Overexpression and characterization of a recombinant l-ribose isomerase from Actinotalea fermentans ATCC 43279

•The recombinant l-RI from Actinotalea fermentans was overexpressed and characterized.•Optimal activity at 45 °C and pH 8, and the half-life of 74 min at 50 °C.•Highest expression yield, Vmax, kcat, and catalytic efficiency among characterized l-RIs.•The enzyme shows a potential application in l-ribose production.

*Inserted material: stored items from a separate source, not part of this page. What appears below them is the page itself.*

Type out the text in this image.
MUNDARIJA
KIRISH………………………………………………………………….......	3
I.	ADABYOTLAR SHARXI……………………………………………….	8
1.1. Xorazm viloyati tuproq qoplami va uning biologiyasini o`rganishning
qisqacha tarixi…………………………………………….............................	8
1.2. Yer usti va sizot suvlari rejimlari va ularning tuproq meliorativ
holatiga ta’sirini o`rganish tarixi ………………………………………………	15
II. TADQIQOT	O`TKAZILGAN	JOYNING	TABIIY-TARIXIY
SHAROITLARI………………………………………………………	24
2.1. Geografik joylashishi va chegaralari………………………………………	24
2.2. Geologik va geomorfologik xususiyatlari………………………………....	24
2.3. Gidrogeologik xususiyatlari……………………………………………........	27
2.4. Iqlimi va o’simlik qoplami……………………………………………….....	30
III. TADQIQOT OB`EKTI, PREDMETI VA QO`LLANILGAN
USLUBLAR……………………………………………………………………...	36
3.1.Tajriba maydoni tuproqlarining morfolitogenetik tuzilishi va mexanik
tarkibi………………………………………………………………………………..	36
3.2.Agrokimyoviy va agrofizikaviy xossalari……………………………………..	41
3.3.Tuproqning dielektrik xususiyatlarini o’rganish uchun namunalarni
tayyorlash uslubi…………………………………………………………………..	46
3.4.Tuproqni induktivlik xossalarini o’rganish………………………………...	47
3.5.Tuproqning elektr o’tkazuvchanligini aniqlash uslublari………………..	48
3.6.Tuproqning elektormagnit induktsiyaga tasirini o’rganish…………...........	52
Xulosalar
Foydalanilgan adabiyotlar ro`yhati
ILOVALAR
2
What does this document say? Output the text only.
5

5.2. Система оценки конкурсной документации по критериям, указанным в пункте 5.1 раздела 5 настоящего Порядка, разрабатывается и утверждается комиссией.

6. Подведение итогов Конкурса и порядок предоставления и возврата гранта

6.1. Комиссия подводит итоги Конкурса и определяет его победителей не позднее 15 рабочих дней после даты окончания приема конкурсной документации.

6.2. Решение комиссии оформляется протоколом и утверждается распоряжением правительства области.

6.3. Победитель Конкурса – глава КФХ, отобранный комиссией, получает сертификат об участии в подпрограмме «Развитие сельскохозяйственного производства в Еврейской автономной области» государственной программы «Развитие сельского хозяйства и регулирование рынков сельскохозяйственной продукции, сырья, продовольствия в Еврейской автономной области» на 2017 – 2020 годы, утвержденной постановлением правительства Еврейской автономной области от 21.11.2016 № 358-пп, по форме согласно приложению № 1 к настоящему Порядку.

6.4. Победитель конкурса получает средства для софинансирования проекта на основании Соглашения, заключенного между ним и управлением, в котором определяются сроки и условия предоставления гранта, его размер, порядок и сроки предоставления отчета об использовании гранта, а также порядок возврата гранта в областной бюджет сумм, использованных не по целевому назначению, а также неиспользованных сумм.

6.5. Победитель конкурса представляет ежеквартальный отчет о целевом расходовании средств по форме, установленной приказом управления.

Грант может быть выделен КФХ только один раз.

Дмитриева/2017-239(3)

A putative l-ribose isomerase (EC 5.3.1.B3, l-RI) gene of Actinotalea fermentans ATCC 43279 was chemically synthesized, subcloned into pET-21b vector, and then overexpressed in Escherichia coli. After 0.5 mM IPTG induction at 20 °C for 20 h, the recombinant l-RI was highly expressed with up to 50% of the total proteins. About 70% of the expressed l-RI appeared in the cell-free extract as a soluble form, and a high yield of active l-RI, 23,800 U/L or 952 U/g of wet cells, was achieved. The purified recombinant l-RI demonstrated its optimal activity at 45 °C and pH 8 (in tricine-NaOH buffer). Metal ions are not required for l-RI activity, but Hg2+ inhibits its activity completely. The enzyme has a half-life of 74 min at 50 °C and an equilibrium ratio of 30:70 between l-ribulose and l-ribose at 45 °C. The Vmax, kcat, KM, and catalytic efficiency (kcat/KM) of the recombinant l-RI against l-ribose are 232 U/mg, 6700 min−1, 31.3 mM, and 214 min−1 mM−1, respectively. The high expression yield of the active recombinant A. fermentans l-RI and its highest Vmax, kcat, and catalytic efficiency among the characterized recombinant l-RIs suggest that this recombinant enzyme shows a potential application to produce l-ribose in industry.